Produce, Marler and others say, poses a more difficult problem. Food that’s not cooked lacks the critical “kill step” to render harmless the bacteria that do slip through.

Fresh dilemma

Many critics of Chipotle like to say its marketing of a more wholesome food chain helps explain its problems. The meat is cooked on site. The company gathers supplies as locally as possible. Much of its ingredient list is fresh produce – lettuce and other add-ons – that isn’t cooked.

That, goes the critique, sets up a corporate culture that valued freshness over safety.

The company has responded by shutting down its restaurants repeatedly for special training days and saying it has redoubled efforts to track the practices of its suppliers.

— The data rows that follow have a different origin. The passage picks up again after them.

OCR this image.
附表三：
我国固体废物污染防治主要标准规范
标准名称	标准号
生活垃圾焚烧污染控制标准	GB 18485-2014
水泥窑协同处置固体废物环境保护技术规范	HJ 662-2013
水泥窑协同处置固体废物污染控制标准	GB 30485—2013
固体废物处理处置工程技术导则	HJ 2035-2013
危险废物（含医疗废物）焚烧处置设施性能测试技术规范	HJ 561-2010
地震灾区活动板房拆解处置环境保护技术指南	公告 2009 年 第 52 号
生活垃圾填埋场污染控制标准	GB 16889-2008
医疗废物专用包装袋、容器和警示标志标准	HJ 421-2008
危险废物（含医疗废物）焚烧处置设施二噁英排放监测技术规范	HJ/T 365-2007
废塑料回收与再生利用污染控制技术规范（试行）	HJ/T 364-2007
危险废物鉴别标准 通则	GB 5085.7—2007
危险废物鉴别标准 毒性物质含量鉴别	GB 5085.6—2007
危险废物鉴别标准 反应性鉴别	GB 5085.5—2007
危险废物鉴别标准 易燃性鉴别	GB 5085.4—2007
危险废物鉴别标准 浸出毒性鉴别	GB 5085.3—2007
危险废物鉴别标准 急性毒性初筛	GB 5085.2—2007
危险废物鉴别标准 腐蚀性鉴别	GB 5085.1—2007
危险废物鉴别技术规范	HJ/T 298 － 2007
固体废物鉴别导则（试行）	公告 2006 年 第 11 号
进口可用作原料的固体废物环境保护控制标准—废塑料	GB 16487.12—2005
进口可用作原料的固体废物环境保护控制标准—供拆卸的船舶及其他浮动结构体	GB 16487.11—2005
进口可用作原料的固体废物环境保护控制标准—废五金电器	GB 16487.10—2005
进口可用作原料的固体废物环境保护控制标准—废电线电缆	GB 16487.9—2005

But consumers have shown an increasing interest in the source of their food, preferring fresh over processed and local or organic over cheaper commodity ingredients. That’s tied, analysts say, to the belief that food made on a smaller scale and without the use of antibiotics in livestock or pesticides in crops is safer.

Some evidence suggests that such methods provide a more nutritious meal that may avoid long-term health risks. Yet they can pose new challenges in dodging food-borne pathogens, said barfblog’s Powell and others.

“Natural, organic, sustainable, dolphin-free – those are lifestyle choices,” Powell said. “There’s been no study that has conclusively said one way or another if it’s more likely to make you barf more.”

He worries it might. Smaller farms might not have the resources to keep soiled rain runoff from their vegetable patches. Customers drawn to a restaurant’s farm-to-plate marketing, he said, might be less inclined to question safety.

“McDonald’s has it covered,” Powell said. “At the boutique places, I say I want my meat cooked to 165 degrees and they look at me like I just came off the turnip truck.”

Sneezes and sanitizer

One of the most vexing problems comes in maintaining sanitation in the chaos of a restaurant kitchen.

Much of Chipotle’s problems came from norovirus, possibly transmitted by food handlers.

Experts say the best way to keep it out is to bar sick workers from a restaurant. That’s tough for most restaurants, where workers often barely make minimum wage and struggle from one paycheck to the next. Chipotle has responded by offering sick pay. But paying sick workers to stay home remains highly rare in the industry.